Download complete report as PDF (99K)
In Oregon each local health department is charged with providing case management services to all identified and suspected hepatitis B surface-antigen (HBsAg) positive women and their infants. The identification and management of these infants is largely dependent upon the actions of the private healthcare sector, which provide the bulk of prenatal care and obstetrics in Oregon. While perinatal transmission of the hepatitis B virus is largely a burden in the developing world, it still occurs with regularity in the United States and is a substantial cause for chronic carriage of the virus, cirrhosis, and hepatocellular carcinoma, all of which can be prevented.

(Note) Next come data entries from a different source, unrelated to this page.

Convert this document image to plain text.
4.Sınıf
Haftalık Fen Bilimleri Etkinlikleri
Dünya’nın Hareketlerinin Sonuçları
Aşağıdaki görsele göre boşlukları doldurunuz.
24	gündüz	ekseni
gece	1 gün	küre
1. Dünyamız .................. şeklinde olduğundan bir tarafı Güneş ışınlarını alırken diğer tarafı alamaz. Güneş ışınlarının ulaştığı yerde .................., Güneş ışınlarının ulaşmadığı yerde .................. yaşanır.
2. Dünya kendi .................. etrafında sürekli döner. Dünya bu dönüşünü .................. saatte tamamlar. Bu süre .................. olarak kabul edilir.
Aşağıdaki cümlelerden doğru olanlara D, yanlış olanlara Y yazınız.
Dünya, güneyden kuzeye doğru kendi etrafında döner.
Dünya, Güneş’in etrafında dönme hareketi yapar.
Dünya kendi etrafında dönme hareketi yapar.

While acute and chronic hepatitis B infections are reportable conditions in Oregon, there exists no mandatory screening law for pregnant women to be tested. Fortunately, the standard of practice of screening for hepatitis B during prenatal care, like rubella, remains in place and appears to be uniform across Oregon. The screening of pregnant women for hepatitis B infection is the cornerstone of effective prevention of perinatal transmission of hepatitis B. With the woman?s hepatitis B status known, effective management of the infant during its first few hours of life can occur. Treatment for exposure to hepatitis B includes the use of hepatitis B vaccine, hepatitis B immune globulin, and the timely completion of the hepatitis B vaccine series. At nine months of age, infants are screened for the first time to assess their response to the vaccine and whether they have become infected with the hepatitis B virus. The determination of immunity to the hepatitis B virus is crucial, not only because intervention is available, but because research has shown the ongoing risk of infection to the infant who resides with chronic carriers.
The Oregon Immunization Program selected the five counties with the greatest number of infants born to hepatitis B-positive women to receive one-time funding. The primary goal was to increase the effectiveness of surveillance for these infants and the completion of the recommended prophylaxis and screening through capacity building of the case-management services for infants exposed perinatally to hepatitis B. The county with the greatest number of known infants born to hepatitis B positivewomen was initially assessed as having a very sensitive surveillance system and sufficient resources allocated to this program. This health department donated their supplemental funds to a neighboring health department who was assessed as having the less effective surveillance system. Therefore this report will focus on the four counties that received funding and their results and lessons learned.
The Oregon Immunization Program identified $25,000 in early 2002 for the improvement of the perinatal hepatitis B program. An algorithm was designed to provide funds to the health departments with the greatest number of births to hepatitis B and those health departments with the greatest need to improve surveillance.
- Increase the number of infants identified;
- Improve methods of case and contact management;
- Create structure and procedure that allows for efficient communication between health departments and hospitals; and
- Implement a computerized tracking system for hepatitis B-positive pregnant women and their contacts.
In August of 2002, an assessment of the infants born to hepatitis B positive women during 2001 was conducted. Overall, great improvement was noted in a couple of areas, but most notably, all but one county reported an increase in the number of infants who were completing their three dose hepatitis B vaccine series by 8 months of age. Stable staffing patterns were associated with significant improvement programwide. Not only is the financial commitment important, but also staff time and expertise must be developed and continuous to ensure program success.
(Download complete report as PDF
(99K) for more details about objective results, lessons learned, and recommendations.
By providing targeted funding, even a relatively small amount, we got the attention of key public health players. Funding directs activities but also increases the prioritization of program activities. There has been no difference in the importance and value of years of life saved in preventing the perinatal infection of infants, yet, by focusing not only financial resources but also administrative attention on the program objectives, rapid and significant improvements were observed in more than one local health department.
Not all counties saw improvements in every activity that was assessed. Inconsistent staffing and competing priorities challenged many. Areas that need ongoing support include the surveillance for new pregnancies in hepatitis B-positive women and the maintenance of a solid working relationship with local birthing facilities and prenatal care providers.
The program requirements are challenging to carry out. The families affected by hepatitis B tend to be high-risk, mobile, and have many barriers to health care access, not least of all language barriers. Tracking these families is challenging and resourceintensive but has immense value. Hopefully, local funds will continue to be available to support this program and make it a priority for resource allocation.